PASADENA (CBSLA.com) — Students in Pasadena who have yet to attend school since classes started last month may be getting a visit from district officials Wednesday.
KNX 1070’s Pete Demetriou reports volunteers and staff from Pasadena Unified School District (PUSD) and the city of Pasadena will visit homes across the district to contact students who have been chronically absent since school began on Aug. 14.
The “Student Recovery Day” effort — which is part of the PUSD’s “I’m In!” school attendance campaign — will target absent students at all grade levels to determine whether they left the district and enrolled at another school or if they have family, social, or economic issues that are preventing them from attending school.
Teams of counselors and other staff went out into the community Wednesday to offer on-the-spot support to encourage students to finish their education and prepare themselves for a 21st-century job market, according to the district.
The teams were expected to visit about half of the roughly 400 students who never showed up for class this year throughout the 18,000-student school district, CBS2’s Kara Finnstrom reported.

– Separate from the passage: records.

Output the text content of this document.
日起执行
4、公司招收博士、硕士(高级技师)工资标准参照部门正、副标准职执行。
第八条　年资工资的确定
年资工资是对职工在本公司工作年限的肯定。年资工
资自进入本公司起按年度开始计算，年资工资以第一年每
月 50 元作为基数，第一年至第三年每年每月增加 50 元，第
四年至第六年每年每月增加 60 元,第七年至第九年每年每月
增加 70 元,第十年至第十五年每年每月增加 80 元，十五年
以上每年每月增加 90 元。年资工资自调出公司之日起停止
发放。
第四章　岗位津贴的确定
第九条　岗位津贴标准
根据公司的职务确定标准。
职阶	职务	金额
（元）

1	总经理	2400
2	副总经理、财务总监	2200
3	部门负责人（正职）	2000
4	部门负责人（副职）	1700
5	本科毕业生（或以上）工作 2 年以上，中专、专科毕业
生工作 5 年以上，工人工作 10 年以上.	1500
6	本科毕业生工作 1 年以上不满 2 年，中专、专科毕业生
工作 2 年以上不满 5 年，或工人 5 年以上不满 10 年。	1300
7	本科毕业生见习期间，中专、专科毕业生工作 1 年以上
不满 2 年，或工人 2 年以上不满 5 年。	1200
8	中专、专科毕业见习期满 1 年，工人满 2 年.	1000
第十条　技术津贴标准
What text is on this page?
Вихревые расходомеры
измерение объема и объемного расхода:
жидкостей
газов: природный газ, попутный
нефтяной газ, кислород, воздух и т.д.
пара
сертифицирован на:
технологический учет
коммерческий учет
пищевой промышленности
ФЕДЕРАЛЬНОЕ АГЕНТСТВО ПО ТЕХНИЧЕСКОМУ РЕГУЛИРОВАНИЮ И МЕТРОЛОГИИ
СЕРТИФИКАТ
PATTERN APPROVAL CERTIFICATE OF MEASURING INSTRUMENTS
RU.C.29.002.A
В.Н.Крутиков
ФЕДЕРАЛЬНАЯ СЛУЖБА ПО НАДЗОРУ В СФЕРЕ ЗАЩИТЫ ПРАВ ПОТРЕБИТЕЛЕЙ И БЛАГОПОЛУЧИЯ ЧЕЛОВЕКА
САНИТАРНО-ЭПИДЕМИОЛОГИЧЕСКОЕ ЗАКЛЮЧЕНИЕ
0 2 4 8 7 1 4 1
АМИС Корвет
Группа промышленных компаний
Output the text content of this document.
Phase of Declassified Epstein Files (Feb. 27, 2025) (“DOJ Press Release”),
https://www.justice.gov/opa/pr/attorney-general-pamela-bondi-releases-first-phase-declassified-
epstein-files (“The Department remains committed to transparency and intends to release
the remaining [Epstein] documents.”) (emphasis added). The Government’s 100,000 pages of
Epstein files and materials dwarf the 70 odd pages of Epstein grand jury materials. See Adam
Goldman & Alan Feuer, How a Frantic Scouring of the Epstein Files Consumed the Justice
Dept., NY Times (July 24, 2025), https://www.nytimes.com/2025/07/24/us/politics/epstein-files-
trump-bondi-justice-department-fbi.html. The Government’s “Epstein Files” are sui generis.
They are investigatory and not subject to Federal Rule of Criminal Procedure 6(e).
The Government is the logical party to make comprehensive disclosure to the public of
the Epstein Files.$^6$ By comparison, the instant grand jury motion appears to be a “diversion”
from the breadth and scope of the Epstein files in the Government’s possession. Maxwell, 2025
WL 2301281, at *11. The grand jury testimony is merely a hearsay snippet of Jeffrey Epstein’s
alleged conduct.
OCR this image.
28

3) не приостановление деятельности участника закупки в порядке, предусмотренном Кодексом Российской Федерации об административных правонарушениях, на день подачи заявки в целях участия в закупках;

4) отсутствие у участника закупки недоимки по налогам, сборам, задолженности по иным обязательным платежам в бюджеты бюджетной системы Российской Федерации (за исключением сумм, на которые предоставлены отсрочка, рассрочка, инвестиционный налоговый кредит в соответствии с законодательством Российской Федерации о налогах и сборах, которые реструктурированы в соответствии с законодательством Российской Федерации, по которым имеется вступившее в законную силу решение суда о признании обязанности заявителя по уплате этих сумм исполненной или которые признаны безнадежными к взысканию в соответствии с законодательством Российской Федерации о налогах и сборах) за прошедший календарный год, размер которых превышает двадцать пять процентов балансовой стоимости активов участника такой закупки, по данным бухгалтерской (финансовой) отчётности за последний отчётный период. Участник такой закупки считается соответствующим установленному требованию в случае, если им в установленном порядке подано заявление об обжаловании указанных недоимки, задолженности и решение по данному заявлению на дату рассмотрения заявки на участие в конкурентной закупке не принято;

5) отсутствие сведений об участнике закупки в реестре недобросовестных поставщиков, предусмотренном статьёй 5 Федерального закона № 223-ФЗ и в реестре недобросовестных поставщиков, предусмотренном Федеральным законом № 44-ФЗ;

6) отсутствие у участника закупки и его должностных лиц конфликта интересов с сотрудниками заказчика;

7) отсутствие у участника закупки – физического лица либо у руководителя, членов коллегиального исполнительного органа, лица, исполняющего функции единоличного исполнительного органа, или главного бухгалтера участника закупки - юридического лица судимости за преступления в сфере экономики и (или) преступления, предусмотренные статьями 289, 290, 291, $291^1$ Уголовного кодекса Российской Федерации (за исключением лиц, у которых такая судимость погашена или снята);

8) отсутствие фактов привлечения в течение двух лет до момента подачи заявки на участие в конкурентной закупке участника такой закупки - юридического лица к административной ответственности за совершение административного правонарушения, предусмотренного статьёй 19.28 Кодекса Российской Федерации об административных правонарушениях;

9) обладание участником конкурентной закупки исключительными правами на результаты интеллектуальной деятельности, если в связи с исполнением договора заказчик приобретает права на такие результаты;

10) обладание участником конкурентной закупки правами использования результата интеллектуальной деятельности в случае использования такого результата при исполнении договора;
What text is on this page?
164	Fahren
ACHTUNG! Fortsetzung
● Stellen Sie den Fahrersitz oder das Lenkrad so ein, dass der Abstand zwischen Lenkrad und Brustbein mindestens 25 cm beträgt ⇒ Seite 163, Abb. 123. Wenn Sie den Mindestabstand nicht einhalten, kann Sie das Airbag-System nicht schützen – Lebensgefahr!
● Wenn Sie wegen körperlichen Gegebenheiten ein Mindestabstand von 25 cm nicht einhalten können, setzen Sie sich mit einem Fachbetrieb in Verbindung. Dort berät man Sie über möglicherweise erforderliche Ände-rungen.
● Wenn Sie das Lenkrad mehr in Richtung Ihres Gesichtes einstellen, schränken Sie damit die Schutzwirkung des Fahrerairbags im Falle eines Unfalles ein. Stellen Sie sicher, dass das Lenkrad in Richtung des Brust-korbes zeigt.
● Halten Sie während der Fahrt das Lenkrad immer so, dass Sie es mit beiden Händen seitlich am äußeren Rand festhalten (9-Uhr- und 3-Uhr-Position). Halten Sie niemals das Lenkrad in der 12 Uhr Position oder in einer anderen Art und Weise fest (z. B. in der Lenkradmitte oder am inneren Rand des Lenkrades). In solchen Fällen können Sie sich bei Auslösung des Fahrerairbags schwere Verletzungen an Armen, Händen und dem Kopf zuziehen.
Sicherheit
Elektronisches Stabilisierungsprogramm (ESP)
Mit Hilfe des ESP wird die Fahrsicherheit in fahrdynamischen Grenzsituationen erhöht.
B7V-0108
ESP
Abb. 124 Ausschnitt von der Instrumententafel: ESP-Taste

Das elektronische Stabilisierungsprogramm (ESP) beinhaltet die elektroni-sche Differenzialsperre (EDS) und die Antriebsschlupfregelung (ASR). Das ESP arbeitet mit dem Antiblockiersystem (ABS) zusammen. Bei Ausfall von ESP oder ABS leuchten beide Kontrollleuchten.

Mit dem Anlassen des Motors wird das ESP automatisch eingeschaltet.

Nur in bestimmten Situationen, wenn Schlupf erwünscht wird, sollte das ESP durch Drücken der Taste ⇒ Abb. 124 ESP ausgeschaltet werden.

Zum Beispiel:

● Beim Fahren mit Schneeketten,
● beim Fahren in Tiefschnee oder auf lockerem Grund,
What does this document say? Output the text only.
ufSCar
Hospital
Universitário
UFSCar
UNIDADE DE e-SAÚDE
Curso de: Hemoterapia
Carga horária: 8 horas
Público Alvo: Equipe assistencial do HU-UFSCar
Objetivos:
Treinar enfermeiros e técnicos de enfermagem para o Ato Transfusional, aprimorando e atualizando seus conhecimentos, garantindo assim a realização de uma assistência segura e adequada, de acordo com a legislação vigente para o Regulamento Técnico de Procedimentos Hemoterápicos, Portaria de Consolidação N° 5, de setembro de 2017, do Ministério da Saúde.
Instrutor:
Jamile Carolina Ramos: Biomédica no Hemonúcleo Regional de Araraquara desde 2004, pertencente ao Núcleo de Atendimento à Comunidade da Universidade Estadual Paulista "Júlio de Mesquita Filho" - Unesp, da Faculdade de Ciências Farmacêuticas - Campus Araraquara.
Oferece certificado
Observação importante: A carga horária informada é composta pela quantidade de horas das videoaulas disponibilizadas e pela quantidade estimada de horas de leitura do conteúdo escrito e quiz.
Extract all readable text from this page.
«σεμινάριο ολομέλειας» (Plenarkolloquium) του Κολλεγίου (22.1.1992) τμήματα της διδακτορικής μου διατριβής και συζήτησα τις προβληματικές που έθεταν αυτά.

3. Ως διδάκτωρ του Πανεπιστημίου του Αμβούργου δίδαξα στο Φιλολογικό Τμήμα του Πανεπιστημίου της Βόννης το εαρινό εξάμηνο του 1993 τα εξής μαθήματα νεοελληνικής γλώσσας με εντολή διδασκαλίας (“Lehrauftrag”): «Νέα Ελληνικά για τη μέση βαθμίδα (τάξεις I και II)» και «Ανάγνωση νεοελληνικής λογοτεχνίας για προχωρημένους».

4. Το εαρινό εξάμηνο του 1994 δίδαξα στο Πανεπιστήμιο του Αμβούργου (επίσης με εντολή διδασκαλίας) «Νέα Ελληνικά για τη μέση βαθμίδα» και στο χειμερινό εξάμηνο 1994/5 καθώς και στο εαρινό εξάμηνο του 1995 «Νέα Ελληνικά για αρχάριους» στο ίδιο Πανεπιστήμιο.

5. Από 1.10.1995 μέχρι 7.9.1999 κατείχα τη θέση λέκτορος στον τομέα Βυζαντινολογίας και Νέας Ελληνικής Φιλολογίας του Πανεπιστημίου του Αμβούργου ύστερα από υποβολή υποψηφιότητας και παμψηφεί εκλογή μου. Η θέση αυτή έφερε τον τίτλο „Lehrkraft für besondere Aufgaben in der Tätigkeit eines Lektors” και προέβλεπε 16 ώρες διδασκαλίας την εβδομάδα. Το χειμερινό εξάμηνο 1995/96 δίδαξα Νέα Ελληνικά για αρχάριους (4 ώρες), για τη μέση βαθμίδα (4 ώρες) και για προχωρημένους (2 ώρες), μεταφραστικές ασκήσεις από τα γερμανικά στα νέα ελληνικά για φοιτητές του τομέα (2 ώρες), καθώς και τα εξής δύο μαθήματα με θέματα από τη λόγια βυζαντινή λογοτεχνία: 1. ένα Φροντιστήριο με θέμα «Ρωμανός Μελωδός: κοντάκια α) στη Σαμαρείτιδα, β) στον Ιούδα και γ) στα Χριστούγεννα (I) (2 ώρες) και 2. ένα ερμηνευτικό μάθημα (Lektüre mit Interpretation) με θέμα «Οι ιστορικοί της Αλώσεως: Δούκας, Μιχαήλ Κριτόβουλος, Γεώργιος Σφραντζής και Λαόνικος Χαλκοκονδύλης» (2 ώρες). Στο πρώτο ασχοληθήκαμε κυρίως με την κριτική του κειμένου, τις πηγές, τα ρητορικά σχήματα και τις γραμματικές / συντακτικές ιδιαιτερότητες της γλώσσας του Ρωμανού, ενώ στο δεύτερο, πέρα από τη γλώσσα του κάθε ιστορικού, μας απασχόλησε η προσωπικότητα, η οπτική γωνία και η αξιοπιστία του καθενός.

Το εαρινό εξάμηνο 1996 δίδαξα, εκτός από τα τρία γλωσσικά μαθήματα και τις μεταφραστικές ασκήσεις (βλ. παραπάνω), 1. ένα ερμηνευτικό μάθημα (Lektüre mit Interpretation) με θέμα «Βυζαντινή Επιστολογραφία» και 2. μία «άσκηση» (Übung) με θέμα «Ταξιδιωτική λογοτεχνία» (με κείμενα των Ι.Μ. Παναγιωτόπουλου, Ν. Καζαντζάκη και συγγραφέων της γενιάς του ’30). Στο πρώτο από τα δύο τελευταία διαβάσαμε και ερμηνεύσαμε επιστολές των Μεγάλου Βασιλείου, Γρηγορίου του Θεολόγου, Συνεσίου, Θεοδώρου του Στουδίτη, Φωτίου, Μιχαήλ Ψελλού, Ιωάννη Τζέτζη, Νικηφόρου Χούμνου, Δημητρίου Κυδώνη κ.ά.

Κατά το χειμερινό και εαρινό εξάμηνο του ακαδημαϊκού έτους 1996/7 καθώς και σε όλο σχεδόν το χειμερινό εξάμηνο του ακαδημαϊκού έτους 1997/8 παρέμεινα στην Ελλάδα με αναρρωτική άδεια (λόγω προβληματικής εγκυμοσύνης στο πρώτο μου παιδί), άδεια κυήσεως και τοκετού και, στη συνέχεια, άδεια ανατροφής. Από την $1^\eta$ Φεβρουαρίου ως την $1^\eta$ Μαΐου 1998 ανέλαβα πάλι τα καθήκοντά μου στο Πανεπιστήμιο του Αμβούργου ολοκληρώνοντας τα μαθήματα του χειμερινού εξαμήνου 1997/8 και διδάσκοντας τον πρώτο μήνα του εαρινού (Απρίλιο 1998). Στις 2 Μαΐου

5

“Our schools are working at an accelerated pace and a single day of missed instruction can adversely affect the student’s academic progress,” PUSD Superintendent Jon R. Gundry said. “Immediate action is necessary because research tells us that missing or skipping school occasionally in the early grades can easily become a habit that put students on track to drop out of school.”
Student attendance has a significant impact on the district’s bottom line as well; in California, schools are funded based on Average Daily Attendance (ADA), meaning that if a child does not show up for at least part of the academic day, the school loses the daily funding allocated for that student.
Just a one percent increase in the district’s annual attendance rate would mean an extra $888,000 in funding from the state for PUSD schools, according to the district.
Daniel Ochoa with the Pasadena Unified School District took part in one of the home visitation teams Monday and said the door-knocking effort is aimed at determining exactly why students are showing up.
“It could be financial instability, it could be substance abuse, it could be teen pregnancy, it could be repeated academic failure,” La Suera said.